Building Bridges to Down Syndrome
Emily Moody knows firsthand that working with Down syndrome can be challenging. Emily’s sister, Melissa, was born with the genetic condition — launching the Moody family on a journey to learn how to manage Melissa’s special needs.
This personal tie to Down syndrome has shaped Emily’s perspective as a medical student at the Paul L. Foster School of Medicine (PLFSOM). Today, she actively encourages doctors and fellow students to engage more with people with disabilities.
“It’s important for medical students to go and volunteer with kids with disabilities — and it’s okay to feel uncomfortable at first,” Emily said. “The exposure is going to make them better doctors. As medical professionals, if we encounter someone with a disability, we need to know how to communicate with them — not just their parents.”
To promote this interaction, Emily organizes bi-monthly volunteer events for medical students at GiGi’s Playhouse, an achievement center for individuals with Down syndrome. Students have helped with bingo nights, miniature golf games, movie outings and even variations of “I Painted That,” a painting-themed social mixer.
“It’s great to see the medical students relax and have fun when they volunteer at GiGi’s,” Emily said. “It just feels like one big family hanging out.”

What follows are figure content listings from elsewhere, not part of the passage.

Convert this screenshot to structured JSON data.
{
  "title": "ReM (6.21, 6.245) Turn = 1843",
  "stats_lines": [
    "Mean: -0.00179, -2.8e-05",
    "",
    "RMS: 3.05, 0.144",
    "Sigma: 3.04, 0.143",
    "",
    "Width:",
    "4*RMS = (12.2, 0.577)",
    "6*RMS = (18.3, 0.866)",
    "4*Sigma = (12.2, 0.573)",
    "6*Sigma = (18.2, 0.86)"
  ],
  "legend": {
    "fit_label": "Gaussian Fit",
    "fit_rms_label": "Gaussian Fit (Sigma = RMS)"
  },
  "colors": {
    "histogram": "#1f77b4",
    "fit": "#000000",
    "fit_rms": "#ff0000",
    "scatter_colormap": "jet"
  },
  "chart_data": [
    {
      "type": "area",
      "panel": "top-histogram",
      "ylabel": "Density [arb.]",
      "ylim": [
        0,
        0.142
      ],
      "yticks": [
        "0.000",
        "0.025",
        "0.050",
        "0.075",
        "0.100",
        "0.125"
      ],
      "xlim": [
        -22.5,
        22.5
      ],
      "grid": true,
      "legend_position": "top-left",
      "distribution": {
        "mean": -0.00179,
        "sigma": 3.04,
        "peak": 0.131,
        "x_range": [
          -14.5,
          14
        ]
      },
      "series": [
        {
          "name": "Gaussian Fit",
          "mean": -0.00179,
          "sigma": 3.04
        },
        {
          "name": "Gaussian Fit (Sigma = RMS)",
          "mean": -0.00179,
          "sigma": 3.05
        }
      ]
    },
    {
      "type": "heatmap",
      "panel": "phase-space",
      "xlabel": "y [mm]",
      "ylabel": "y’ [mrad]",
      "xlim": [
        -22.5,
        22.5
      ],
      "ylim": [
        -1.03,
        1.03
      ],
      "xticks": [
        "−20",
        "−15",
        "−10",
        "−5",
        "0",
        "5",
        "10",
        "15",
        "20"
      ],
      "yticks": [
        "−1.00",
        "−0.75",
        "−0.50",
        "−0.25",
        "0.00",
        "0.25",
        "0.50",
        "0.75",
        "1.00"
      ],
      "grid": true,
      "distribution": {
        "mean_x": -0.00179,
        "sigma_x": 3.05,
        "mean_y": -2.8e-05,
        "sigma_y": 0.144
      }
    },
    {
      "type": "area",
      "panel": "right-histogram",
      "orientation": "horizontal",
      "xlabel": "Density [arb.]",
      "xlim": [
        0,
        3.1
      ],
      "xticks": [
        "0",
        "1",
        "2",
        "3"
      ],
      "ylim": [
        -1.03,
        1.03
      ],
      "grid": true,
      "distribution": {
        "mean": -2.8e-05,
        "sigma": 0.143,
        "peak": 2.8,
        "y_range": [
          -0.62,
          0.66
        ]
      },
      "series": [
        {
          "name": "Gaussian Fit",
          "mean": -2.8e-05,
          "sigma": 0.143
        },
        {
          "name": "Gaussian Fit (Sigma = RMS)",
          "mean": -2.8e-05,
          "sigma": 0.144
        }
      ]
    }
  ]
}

Emily’s family actually spearheaded bringing GiGi’s Playhouse to El Paso in the first place. Back when Emily was just a second-year medical student, she and her family raised more than $100,000 for the Down syndrome specialty center. The center, which was the first of its kind in Texas, opened in 2015 because of their efforts.
GiGi’s Playhouse has even attracted the attention of the pediatric residency program at Texas Tech University Health Sciences Center El Paso (TTUHSC El Paso). The playhouse is now one of the sites that pediatric residents are required to visit as part of their rotation schedule.
Today, the center helps more than 300 El Pasoans living with Down syndrome, and Emily and her family are still actively involved. Local families enroll their loved ones in weekly programs that help with skills like math, reading and communication — free of charge. More than 300 volunteers help keep the center running at this rate.
Emily is happy to see that El Paso and the medical community have embraced GiGi’s Playhouse.
She said, “We need to change the way that people with Down syndrome are viewed and that starts by building a relationship with them.”